Even while there was much controversy over the manner in which the telecommunications sector was being liberalized back in 2002, there was also outrage over the Musa administration’s decision to give the debt guarantee to the private hospital, then owned by 26 doctors, with Dr. Victor Lizarraga owning 60% majority. Lizarraga had denied receiving any disbursements under a loan from the Development Finance Corporation (DFC), and said that he ended up in the mess that he did because of delays by DFC in disbursing the $28 million that had been requested from the government corporation. Lizarraga said that UHS originally borrowed $17 million from the Belize Bank, and the figure ballooned because of accrued interest. The doctor said that the bank had insisted on a DFC guarantee before giving UHS the loan.

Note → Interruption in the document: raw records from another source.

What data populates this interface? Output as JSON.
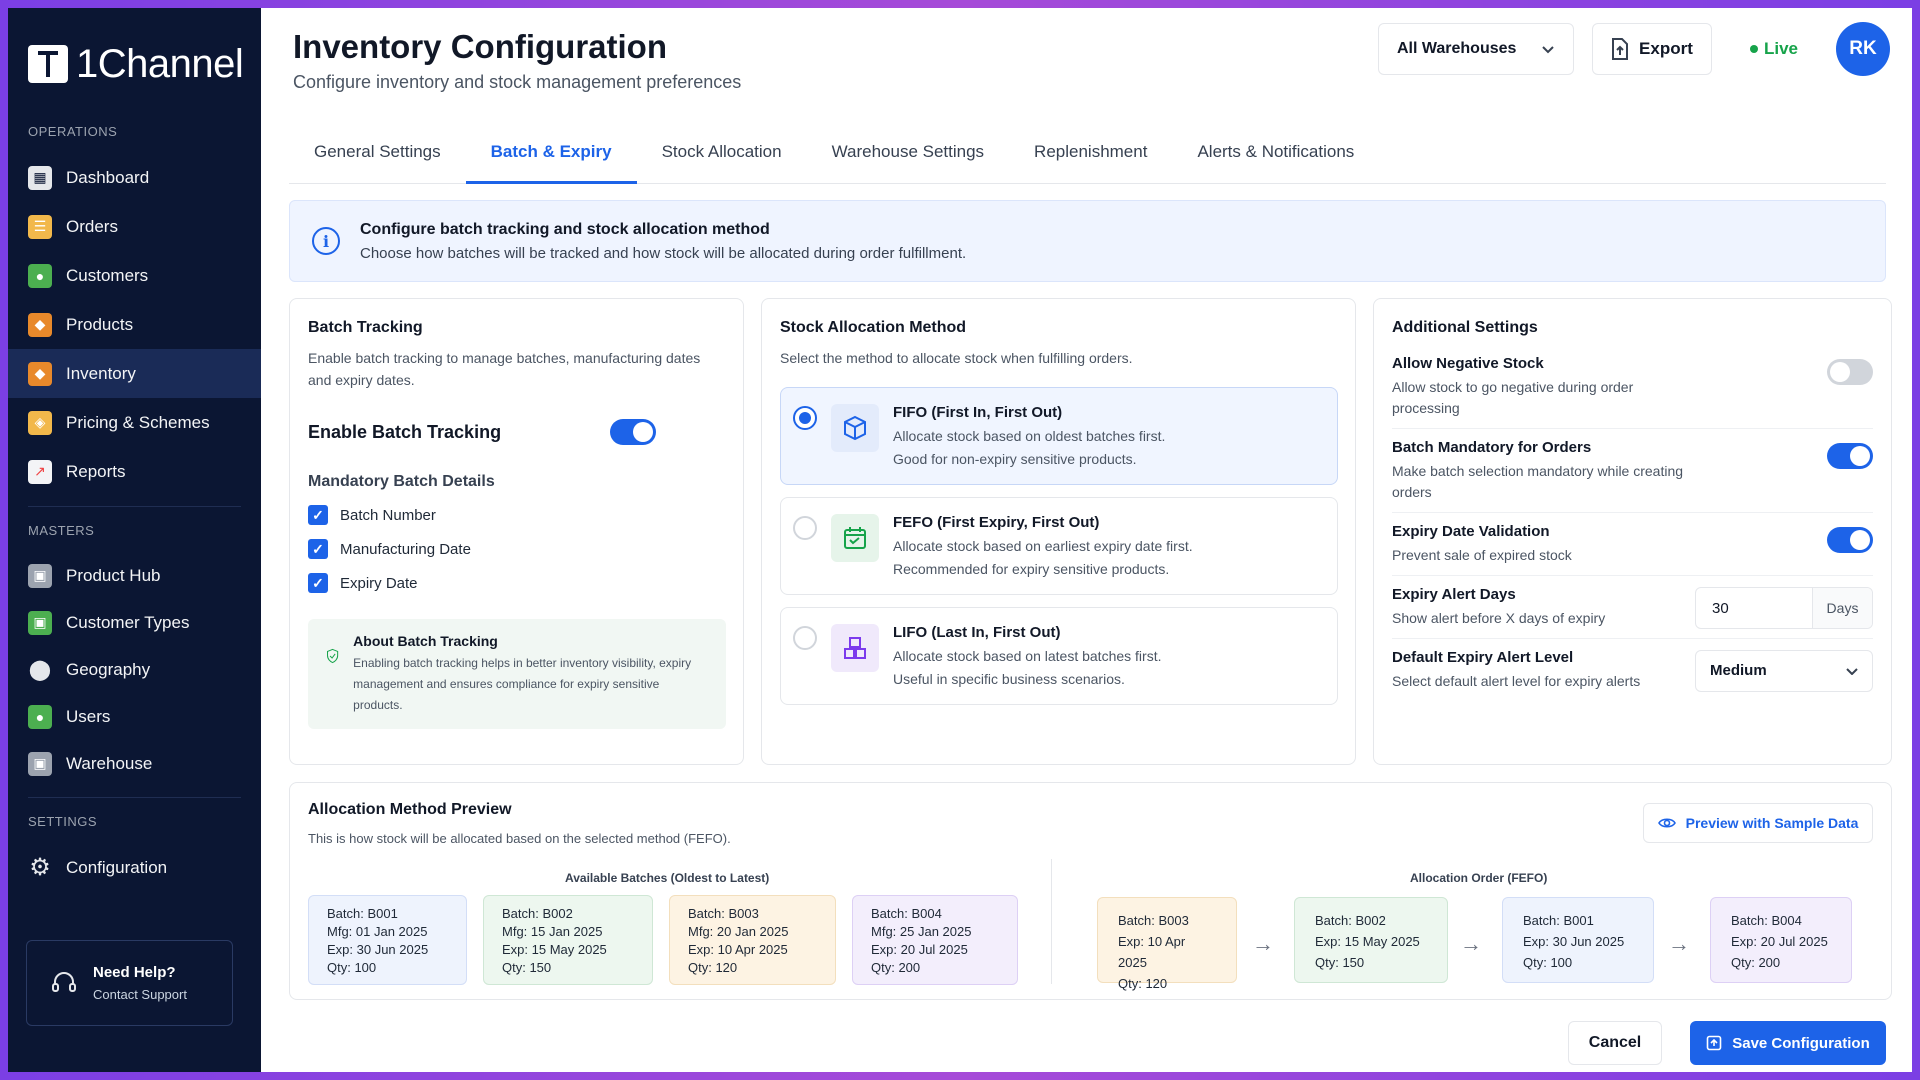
{
  "brand": {
    "name": "1Channel"
  },
  "sidebar": {
    "sections": [
      {
        "label": "OPERATIONS",
        "items": [
          {
            "label": "Dashboard",
            "icon": "dashboard-icon",
            "color": "#e5e7eb"
          },
          {
            "label": "Orders",
            "icon": "clipboard-icon",
            "color": "#f2b84b"
          },
          {
            "label": "Customers",
            "icon": "customers-icon",
            "color": "#4caf50"
          },
          {
            "label": "Products",
            "icon": "box-icon",
            "color": "#e8892b"
          },
          {
            "label": "Inventory",
            "icon": "inventory-icon",
            "color": "#e8892b",
            "active": true
          },
          {
            "label": "Pricing & Schemes",
            "icon": "tag-icon",
            "color": "#f2b84b"
          },
          {
            "label": "Reports",
            "icon": "chart-icon",
            "color": "#ef4444"
          }
        ]
      },
      {
        "label": "MASTERS",
        "items": [
          {
            "label": "Product Hub",
            "icon": "hub-icon",
            "color": "#9ca3af"
          },
          {
            "label": "Customer Types",
            "icon": "customer-types-icon",
            "color": "#4caf50"
          },
          {
            "label": "Geography",
            "icon": "location-pin-icon",
            "color": "#e5e7eb"
          },
          {
            "label": "Users",
            "icon": "user-icon",
            "color": "#4caf50"
          },
          {
            "label": "Warehouse",
            "icon": "warehouse-icon",
            "color": "#9ca3af"
          }
        ]
      },
      {
        "label": "SETTINGS",
        "items": [
          {
            "label": "Configuration",
            "icon": "gear-icon",
            "color": "#e5e7eb"
          }
        ]
      }
    ],
    "help": {
      "title": "Need Help?",
      "subtitle": "Contact Support"
    }
  },
  "header": {
    "title": "Inventory Configuration",
    "subtitle": "Configure inventory and stock management preferences",
    "warehouse_select": "All Warehouses",
    "export_label": "Export",
    "status": "Live",
    "avatar_initials": "RK"
  },
  "tabs": [
    {
      "label": "General Settings",
      "active": false
    },
    {
      "label": "Batch & Expiry",
      "active": true
    },
    {
      "label": "Stock Allocation",
      "active": false
    },
    {
      "label": "Warehouse Settings",
      "active": false
    },
    {
      "label": "Replenishment",
      "active": false
    },
    {
      "label": "Alerts & Notifications",
      "active": false
    }
  ],
  "info": {
    "title": "Configure batch tracking and stock allocation method",
    "subtitle": "Choose how batches will be tracked and how stock will be allocated during order fulfillment."
  },
  "batch_tracking": {
    "title": "Batch Tracking",
    "description": "Enable batch tracking to manage batches, manufacturing dates and expiry dates.",
    "enable_label": "Enable Batch Tracking",
    "enabled": true,
    "mandatory_title": "Mandatory Batch Details",
    "mandatory_items": [
      {
        "label": "Batch Number",
        "checked": true
      },
      {
        "label": "Manufacturing Date",
        "checked": true
      },
      {
        "label": "Expiry Date",
        "checked": true
      }
    ],
    "about_title": "About Batch Tracking",
    "about_text": "Enabling batch tracking helps in better inventory visibility, expiry management and ensures compliance for expiry sensitive products."
  },
  "allocation": {
    "title": "Stock Allocation Method",
    "description": "Select the method to allocate stock when fulfilling orders.",
    "methods": [
      {
        "title": "FIFO (First In, First Out)",
        "line1": "Allocate stock based on oldest batches first.",
        "line2": "Good for non-expiry sensitive products.",
        "selected": true,
        "icon": "cube-icon"
      },
      {
        "title": "FEFO (First Expiry, First Out)",
        "line1": "Allocate stock based on earliest expiry date first.",
        "line2": "Recommended for expiry sensitive products.",
        "selected": false,
        "icon": "calendar-icon"
      },
      {
        "title": "LIFO (Last In, First Out)",
        "line1": "Allocate stock based on latest batches first.",
        "line2": "Useful in specific business scenarios.",
        "selected": false,
        "icon": "stacked-boxes-icon"
      }
    ]
  },
  "additional": {
    "title": "Additional Settings",
    "negative_stock": {
      "title": "Allow Negative Stock",
      "desc": "Allow stock to go negative during order processing",
      "enabled": false
    },
    "batch_mandatory": {
      "title": "Batch Mandatory for Orders",
      "desc": "Make batch selection mandatory while creating orders",
      "enabled": true
    },
    "expiry_validation": {
      "title": "Expiry Date Validation",
      "desc": "Prevent sale of expired stock",
      "enabled": true
    },
    "alert_days": {
      "title": "Expiry Alert Days",
      "desc": "Show alert before X days of expiry",
      "value": "30",
      "unit": "Days"
    },
    "alert_level": {
      "title": "Default Expiry Alert Level",
      "desc": "Select default alert level for expiry alerts",
      "value": "Medium"
    }
  },
  "preview": {
    "title": "Allocation Method Preview",
    "subtitle": "This is how stock will be allocated based on the selected method (FEFO).",
    "button_label": "Preview with Sample Data",
    "available_heading": "Available Batches (Oldest to Latest)",
    "order_heading": "Allocation Order (FEFO)",
    "available": [
      {
        "batch": "Batch: B001",
        "mfg": "Mfg: 01 Jan 2025",
        "exp": "Exp: 30 Jun 2025",
        "qty": "Qty: 100",
        "color": "blue"
      },
      {
        "batch": "Batch: B002",
        "mfg": "Mfg: 15 Jan 2025",
        "exp": "Exp: 15 May 2025",
        "qty": "Qty: 150",
        "color": "green"
      },
      {
        "batch": "Batch: B003",
        "mfg": "Mfg: 20 Jan 2025",
        "exp": "Exp: 10 Apr 2025",
        "qty": "Qty: 120",
        "color": "orange"
      },
      {
        "batch": "Batch: B004",
        "mfg": "Mfg: 25 Jan 2025",
        "exp": "Exp: 20 Jul 2025",
        "qty": "Qty: 200",
        "color": "purple"
      }
    ],
    "order": [
      {
        "batch": "Batch: B003",
        "exp": "Exp: 10 Apr 2025",
        "qty": "Qty: 120",
        "color": "orange"
      },
      {
        "batch": "Batch: B002",
        "exp": "Exp: 15 May 2025",
        "qty": "Qty: 150",
        "color": "green"
      },
      {
        "batch": "Batch: B001",
        "exp": "Exp: 30 Jun 2025",
        "qty": "Qty: 100",
        "color": "blue"
      },
      {
        "batch": "Batch: B004",
        "exp": "Exp: 20 Jul 2025",
        "qty": "Qty: 200",
        "color": "purple"
      }
    ]
  },
  "footer": {
    "cancel_label": "Cancel",
    "save_label": "Save Configuration"
  },
  "colors": {
    "accent": "#1d63e8",
    "sidebar_bg": "#0b1633",
    "live": "#16a34a"
  }
}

By way of legal background, we consulted papers from the Belize Supreme Court on the matter, in a decision handed down by Justice Minnet Hafiz in 2009. The document said that UHS owed the Belize Bank $17 million with interest for short-term bridge financing via an overdraft facility. This included interest. On 25th October 2002, this was converted into a loan with the Belize Bank. When UHS wanted more working capital in 2004, the loan was amended on 5th May 2004, when the Government gave the bank a guarantee. In 2007, the Government effectively assumed the debt through a loan note with the bank.

The court found that, “…the loan for $33 million dollars as evidenced by the Loan Note of 27th March 2007 entered into by the Minister of Finance is unlawful as being contrary to section 7 of the Finance and Audit (Reform) Act 2005 and therefore void.”

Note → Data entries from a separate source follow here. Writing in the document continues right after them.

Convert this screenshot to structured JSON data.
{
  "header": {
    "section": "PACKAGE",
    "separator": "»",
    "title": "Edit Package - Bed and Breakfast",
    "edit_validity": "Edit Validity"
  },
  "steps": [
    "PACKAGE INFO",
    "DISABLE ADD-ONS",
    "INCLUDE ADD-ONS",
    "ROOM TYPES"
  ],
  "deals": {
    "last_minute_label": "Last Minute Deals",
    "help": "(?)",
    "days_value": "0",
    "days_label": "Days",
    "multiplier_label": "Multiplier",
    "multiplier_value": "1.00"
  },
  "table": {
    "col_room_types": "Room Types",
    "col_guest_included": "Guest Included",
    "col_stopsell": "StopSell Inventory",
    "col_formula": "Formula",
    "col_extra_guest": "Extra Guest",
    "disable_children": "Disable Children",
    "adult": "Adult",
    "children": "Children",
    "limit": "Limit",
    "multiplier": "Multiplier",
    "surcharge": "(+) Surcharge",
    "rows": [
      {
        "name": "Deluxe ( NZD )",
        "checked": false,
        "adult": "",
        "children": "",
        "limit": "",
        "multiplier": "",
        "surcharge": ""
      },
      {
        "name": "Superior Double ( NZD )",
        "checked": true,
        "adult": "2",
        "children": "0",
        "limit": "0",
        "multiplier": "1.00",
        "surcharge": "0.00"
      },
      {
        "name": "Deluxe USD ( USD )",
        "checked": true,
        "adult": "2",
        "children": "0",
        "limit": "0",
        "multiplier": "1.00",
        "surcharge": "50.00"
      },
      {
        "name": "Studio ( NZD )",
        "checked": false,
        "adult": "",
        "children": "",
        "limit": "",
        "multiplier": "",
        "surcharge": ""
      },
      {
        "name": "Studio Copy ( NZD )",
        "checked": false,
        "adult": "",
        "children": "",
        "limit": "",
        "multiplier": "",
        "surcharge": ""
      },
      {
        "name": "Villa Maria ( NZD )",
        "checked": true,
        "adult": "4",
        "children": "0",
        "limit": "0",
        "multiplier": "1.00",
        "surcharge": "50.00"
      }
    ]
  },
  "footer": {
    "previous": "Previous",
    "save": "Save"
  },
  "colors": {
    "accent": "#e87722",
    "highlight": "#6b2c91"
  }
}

It added that, “…the decision by the Prime Minister to pay the $33 million dollar to Belize Bank for a private hospital is denying the potential Government Investment into the public health care system in which they work.”

The Court of Appeals, which recently refused a request from the Belize Bank to enforce the LCIA arbitral award in Belize, had denied the bank’s appeal in 2010, on the basis of illegality due to violations of the Finance and Audit (Reform) Act of 2005, which requires prior approval by the National Assembly for loans above the BZ$10 million threshold.

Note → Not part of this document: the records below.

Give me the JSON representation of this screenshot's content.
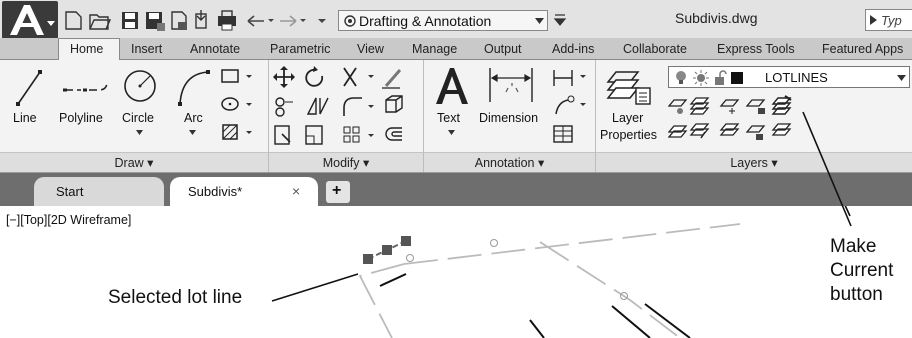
{
  "title_bar": {
    "workspace": "Drafting & Annotation",
    "filename": "Subdivis.dwg",
    "search_placeholder": "Typ"
  },
  "ribbon_tabs": [
    "Home",
    "Insert",
    "Annotate",
    "Parametric",
    "View",
    "Manage",
    "Output",
    "Add-ins",
    "Collaborate",
    "Express Tools",
    "Featured Apps"
  ],
  "active_tab": "Home",
  "draw": {
    "line": "Line",
    "polyline": "Polyline",
    "circle": "Circle",
    "arc": "Arc",
    "group": "Draw ▾"
  },
  "modify": {
    "group": "Modify ▾"
  },
  "annotation": {
    "text": "Text",
    "dimension": "Dimension",
    "group": "Annotation ▾"
  },
  "layers": {
    "layer_props_1": "Layer",
    "layer_props_2": "Properties",
    "current_layer": "LOTLINES",
    "group": "Layers ▾"
  },
  "doc_tabs": {
    "start": "Start",
    "active": "Subdivis*",
    "close": "×",
    "new": "+"
  },
  "viewport_label": "[−][Top][2D Wireframe]",
  "callouts": {
    "selected_line": "Selected lot line",
    "make_current_1": "Make",
    "make_current_2": "Current",
    "make_current_3": "button"
  },
  "colors": {
    "ribbon_bg": "#f3f3f3",
    "doc_tab_bar": "#6e6e6e",
    "active_tab": "#ffffff",
    "grip_fill": "#555555"
  }
}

Amid controversy over Government’s agreement to back UHS, there was talk of integrating the private entity into the public healthcare system through a merger with the Karl Heusner Memorial Hospital, Belize’s national referral hospital, but that never materialized.

In fact, in 2008, the hospital, which remains in private hands, was renamed and rebranded as Belize Healthcare Partners Limited (BHPL). The hospital was bought by private interests led by Dr. Muthugounder Venugopal (Dr. Venny), through an arrangement with the then Government, the former owners and the Belize Bank.

The Belize Bank had threatened at the height of the standoff over the debt that in the event that Musa had committed fraud in entering into the agreements with the bank, when he knew he did not have National Assembly approval to do so, the bank would seek damages against the Government—in effect, taxpayers.

That battle has been ensuing in the US courts, as the bank tries to get the LCIA award enforced against Belize.

Belize lost its recent efforts to get the US Court of Appeal to overturn the lower court ruling, which it was challenging on the basis of conflict of interest of one of the arbitrators.

Belize contended in the US Court that the enforcement of the LCIA’s award violates United States public policy.

“We disagree,” the Court of Appeals said in denying the Government’s request, elaborating that “…enforcement of the LCIA arbitral award would not violate the United States’ most basic notions of morality and justice.”

It is not certain whether the Government would proceed to the US Supreme Court to challenge the lower court’s decision.